I thought zero mq has to be agnostic for the underlying network topology but it seems it is not. How does every node knows what to forward and what to not (for e.g. : in eth network , where there can be millions subscriber and publisher , message tree does not sound a feasible to me . What about the hops that do not even know about the existence of zero mq , how would they forward packets to subscribers connected to them , for them it would be just a normal packet , so they would just forward multiple copies of data packets even if its the same packet ?
I am not networking expert so may be I am missing something obvious about message tree and how it is even created ?
Could you please give certain example cases how this distribution tree is created and exactly which nodes are xpub and xsub sockets created ?
Is device (term used in the link) something like a broker , in the whole article it seemed like device is just any general intermediary hop which does not know anything about zero mq sockets (just a random network hop) , if it is indeed a broker kind of thing , does that mean for pub sub , all nodes in messaging tree have to satisfy the definition of being a device and hence it is not a broke less design ?
Also in the tree diagram (from the link , which consist P,D,C) , I initially assumed C and C are two subscribers and P the only publisher (D just random hop), but now it seems that we have D as the zero mq . Does C subscribes to D and D subscribes to P ? or both the C just subscribe to P (To be more generic , does each node subscribe to its parent only in the ).
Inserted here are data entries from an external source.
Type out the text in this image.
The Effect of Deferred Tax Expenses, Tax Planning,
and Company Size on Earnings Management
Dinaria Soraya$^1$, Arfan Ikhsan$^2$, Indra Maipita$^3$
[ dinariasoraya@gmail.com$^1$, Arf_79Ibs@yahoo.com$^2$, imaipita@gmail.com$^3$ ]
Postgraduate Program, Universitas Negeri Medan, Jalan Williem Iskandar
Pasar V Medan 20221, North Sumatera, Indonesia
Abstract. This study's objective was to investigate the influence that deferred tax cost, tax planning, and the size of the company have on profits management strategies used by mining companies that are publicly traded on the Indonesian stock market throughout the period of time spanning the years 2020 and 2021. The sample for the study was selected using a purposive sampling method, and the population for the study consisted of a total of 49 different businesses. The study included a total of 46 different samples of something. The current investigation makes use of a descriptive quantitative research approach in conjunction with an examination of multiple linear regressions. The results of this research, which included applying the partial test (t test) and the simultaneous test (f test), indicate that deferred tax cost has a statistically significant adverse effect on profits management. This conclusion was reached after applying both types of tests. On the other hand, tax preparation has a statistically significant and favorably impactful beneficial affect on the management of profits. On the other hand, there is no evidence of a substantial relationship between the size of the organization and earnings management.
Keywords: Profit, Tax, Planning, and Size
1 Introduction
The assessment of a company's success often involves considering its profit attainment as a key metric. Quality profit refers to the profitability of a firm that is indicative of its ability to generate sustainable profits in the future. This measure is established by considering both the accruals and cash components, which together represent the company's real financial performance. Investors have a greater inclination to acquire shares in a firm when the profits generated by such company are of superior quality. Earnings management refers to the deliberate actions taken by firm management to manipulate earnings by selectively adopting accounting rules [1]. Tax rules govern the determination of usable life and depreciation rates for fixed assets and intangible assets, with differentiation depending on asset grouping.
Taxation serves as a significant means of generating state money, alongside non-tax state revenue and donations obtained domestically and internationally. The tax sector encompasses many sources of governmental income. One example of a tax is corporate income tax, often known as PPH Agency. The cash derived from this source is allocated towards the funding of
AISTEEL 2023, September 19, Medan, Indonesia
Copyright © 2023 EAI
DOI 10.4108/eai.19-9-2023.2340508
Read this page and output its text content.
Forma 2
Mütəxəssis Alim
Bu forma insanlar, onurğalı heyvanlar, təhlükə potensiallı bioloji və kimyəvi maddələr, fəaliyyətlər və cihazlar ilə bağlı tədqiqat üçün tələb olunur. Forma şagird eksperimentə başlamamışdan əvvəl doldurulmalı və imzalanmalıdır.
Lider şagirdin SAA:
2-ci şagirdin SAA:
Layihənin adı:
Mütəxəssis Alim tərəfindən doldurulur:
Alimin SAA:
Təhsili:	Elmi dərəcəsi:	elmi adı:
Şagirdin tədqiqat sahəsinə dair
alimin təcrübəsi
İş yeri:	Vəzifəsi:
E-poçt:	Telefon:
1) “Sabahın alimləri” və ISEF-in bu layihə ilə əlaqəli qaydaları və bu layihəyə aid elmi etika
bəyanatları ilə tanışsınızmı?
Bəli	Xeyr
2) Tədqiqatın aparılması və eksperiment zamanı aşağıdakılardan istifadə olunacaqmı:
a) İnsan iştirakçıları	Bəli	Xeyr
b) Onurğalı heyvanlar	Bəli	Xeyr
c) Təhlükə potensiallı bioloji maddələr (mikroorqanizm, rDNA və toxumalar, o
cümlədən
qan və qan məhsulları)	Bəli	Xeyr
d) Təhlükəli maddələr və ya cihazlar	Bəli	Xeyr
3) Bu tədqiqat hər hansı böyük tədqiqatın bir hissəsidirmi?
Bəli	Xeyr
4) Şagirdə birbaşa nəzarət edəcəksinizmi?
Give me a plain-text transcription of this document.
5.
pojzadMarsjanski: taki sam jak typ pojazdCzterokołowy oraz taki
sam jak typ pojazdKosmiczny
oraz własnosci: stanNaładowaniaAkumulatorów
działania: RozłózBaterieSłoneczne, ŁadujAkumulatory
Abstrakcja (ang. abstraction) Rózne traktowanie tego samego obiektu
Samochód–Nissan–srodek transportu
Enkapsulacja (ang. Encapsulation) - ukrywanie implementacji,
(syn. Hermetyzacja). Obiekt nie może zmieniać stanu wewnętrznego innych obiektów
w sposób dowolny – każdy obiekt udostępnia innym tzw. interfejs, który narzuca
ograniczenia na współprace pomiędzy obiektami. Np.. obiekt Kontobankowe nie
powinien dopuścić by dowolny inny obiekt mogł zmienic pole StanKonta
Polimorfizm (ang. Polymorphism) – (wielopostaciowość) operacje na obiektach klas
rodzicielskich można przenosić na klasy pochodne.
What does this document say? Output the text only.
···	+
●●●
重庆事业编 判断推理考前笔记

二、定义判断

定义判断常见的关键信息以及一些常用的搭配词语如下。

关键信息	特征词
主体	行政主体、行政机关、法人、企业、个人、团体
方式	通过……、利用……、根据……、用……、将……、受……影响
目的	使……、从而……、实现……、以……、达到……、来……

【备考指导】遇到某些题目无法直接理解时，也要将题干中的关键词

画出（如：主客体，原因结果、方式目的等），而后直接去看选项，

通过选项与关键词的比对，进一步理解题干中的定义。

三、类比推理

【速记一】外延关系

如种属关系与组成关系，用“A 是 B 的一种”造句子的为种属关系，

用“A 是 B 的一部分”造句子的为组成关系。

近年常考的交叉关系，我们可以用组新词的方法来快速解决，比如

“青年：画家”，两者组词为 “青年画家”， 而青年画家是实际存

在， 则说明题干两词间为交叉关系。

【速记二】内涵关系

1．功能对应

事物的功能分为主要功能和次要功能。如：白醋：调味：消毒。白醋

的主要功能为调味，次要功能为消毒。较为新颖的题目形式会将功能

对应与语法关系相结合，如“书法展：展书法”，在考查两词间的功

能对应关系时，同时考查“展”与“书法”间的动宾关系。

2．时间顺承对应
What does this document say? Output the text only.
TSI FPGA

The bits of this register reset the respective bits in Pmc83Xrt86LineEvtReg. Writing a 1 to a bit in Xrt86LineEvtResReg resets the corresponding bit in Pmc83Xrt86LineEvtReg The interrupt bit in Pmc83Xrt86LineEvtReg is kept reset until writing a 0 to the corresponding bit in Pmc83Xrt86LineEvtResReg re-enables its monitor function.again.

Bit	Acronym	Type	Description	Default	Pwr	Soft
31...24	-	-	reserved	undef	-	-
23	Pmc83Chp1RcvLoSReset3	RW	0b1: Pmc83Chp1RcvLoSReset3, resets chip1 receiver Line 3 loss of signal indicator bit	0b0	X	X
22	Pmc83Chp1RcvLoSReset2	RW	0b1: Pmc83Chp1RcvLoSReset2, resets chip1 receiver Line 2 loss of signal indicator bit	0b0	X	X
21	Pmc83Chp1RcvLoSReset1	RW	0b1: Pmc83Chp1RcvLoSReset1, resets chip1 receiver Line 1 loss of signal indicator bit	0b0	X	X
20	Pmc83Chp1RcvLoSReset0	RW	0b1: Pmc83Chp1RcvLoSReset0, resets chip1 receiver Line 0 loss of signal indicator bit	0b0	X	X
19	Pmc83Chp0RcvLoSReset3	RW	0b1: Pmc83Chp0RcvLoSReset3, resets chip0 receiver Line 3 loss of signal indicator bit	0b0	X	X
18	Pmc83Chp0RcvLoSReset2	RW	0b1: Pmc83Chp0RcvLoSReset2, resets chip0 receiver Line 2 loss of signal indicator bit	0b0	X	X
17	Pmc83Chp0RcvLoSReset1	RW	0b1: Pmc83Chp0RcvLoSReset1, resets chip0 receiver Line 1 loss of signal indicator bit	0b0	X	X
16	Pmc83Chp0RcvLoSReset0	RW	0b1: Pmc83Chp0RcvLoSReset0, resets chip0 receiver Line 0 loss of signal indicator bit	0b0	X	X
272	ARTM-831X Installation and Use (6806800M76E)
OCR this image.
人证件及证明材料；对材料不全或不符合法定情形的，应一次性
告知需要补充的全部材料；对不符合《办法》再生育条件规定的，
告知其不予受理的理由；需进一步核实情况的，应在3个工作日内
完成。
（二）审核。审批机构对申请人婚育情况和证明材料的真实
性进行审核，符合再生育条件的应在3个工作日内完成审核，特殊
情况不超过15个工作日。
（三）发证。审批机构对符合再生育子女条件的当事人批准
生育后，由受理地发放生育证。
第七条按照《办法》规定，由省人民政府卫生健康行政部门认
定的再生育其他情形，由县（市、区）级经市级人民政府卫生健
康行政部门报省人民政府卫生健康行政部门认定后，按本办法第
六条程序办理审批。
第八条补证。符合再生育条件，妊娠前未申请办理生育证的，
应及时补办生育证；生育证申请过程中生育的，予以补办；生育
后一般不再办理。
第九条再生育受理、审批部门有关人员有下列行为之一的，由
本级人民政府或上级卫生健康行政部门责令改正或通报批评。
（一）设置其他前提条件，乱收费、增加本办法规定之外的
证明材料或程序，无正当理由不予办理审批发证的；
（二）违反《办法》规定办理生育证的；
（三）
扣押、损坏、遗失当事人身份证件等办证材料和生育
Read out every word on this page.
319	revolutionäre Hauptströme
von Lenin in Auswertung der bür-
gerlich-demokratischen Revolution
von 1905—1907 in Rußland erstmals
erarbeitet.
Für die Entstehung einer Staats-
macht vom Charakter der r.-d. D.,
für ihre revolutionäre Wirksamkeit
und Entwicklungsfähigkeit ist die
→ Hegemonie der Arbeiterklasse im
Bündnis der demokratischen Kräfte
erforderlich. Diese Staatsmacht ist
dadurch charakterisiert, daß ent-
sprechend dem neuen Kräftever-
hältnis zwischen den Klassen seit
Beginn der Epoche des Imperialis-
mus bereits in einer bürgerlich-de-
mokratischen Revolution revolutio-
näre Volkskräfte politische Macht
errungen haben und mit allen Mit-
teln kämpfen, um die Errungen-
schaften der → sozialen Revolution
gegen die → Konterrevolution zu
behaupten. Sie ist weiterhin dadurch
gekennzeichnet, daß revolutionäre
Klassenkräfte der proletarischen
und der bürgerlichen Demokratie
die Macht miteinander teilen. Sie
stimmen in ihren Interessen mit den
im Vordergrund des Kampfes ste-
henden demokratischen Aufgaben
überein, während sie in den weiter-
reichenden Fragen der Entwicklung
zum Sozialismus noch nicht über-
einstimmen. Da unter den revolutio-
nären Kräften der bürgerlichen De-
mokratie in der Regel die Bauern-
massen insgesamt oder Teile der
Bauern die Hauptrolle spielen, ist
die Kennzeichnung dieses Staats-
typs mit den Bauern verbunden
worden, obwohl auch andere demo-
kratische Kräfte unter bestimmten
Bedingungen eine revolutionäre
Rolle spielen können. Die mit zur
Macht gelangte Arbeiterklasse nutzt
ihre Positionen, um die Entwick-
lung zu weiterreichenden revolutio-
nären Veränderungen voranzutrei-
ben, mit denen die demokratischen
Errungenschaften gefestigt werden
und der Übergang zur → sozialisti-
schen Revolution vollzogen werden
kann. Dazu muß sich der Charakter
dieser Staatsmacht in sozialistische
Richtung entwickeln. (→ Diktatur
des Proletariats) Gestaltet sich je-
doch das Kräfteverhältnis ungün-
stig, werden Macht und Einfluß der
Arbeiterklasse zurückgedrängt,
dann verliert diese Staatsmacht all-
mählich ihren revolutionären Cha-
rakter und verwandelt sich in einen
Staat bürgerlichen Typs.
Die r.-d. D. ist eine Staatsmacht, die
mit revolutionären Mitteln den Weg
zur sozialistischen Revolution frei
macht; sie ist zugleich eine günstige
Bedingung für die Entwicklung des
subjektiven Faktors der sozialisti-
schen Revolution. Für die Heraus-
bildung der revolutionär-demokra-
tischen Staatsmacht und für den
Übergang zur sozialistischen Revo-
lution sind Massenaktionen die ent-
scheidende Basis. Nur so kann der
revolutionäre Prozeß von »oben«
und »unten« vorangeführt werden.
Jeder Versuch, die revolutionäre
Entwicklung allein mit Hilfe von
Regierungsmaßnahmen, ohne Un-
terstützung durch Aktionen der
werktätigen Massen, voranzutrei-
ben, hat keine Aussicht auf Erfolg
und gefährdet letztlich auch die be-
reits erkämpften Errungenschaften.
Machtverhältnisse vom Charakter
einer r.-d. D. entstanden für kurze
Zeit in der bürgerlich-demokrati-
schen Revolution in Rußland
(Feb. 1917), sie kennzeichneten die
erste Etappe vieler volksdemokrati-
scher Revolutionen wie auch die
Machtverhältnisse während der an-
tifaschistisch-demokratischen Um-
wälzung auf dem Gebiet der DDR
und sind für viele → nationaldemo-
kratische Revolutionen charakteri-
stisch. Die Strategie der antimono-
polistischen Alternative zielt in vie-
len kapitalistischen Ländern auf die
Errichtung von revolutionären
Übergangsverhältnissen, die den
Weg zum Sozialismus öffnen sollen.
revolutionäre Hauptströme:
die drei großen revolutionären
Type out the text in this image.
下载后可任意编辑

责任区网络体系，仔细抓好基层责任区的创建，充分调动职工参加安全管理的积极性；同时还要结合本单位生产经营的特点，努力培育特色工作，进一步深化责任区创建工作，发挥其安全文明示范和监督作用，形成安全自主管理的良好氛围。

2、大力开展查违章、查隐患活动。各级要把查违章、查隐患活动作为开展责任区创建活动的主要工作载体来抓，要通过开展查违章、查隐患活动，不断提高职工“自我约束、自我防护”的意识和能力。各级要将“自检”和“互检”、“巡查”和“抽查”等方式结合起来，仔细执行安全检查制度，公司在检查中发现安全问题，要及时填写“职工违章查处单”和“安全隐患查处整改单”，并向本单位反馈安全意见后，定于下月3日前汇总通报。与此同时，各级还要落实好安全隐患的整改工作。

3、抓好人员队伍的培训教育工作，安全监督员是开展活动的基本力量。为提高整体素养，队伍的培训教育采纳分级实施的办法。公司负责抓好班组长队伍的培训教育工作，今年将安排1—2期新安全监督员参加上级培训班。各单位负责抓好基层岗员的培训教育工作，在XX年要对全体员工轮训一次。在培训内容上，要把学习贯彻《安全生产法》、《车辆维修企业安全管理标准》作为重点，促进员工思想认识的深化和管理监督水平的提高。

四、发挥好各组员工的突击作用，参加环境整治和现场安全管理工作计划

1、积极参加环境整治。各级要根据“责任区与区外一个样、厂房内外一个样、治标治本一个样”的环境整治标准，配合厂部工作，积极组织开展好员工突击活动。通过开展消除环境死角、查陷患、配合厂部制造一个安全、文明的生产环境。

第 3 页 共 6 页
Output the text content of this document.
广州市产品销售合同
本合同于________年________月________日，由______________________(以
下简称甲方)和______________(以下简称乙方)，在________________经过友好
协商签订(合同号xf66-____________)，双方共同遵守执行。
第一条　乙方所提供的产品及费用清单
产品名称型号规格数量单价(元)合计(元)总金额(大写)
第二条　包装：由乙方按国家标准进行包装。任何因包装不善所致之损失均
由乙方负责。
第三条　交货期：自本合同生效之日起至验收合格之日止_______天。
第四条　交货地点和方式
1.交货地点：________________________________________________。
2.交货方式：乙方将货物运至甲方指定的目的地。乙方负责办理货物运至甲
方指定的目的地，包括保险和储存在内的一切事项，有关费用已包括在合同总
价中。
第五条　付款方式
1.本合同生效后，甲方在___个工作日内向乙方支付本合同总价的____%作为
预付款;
Sorry for the novice question but it seems i am missing on something obvious here, it would be nice if some one can give more insights.
zeromq uses the network to establish a connection between nodes directly (e.g via tcp), but only ever between 1 sender and 1-n receivers. These are connected "directly" and can exchange messages using the underlying protocol.
Now when you subscribe to only certain events in a pub-sub scenario, zeromq used to filter out messages subscriber side causing unnecessary network traffic from the publisher to at least a number of subscribers.
In newer versions of zeromq (3.0 and 3.1) the subscriber process sends its subscription list to the publisher, which manages a list of subscribers and the topics they are interested in. Thus the publisher can discard messages that are not subscribed too by any subscriber and potentially send targeted messages at only interested subscribers.
When the publisher is itself a subscriber of events (e.g. a forwarding or routing device service) it might forward those subscriptions again by similarly subscribing to its connected publishers.
I am not sure whether zeromq still does client side filtering in newer versions even if it "forwards" its subscriptions though.
A more efficient mechanism for pub/sub to multiple subscribers is to use multicast whereby a single message traverses the network and is received by all subscribers (who can then filter what they wish).
ZeroMQ supports a standardised reliable multicast called Pragmatic General Multicast.
These references should give you an idea how it all works. Note that multicast generally only works on a single subLAN and may need router configuration or TCP bridges to span multiple subLANs.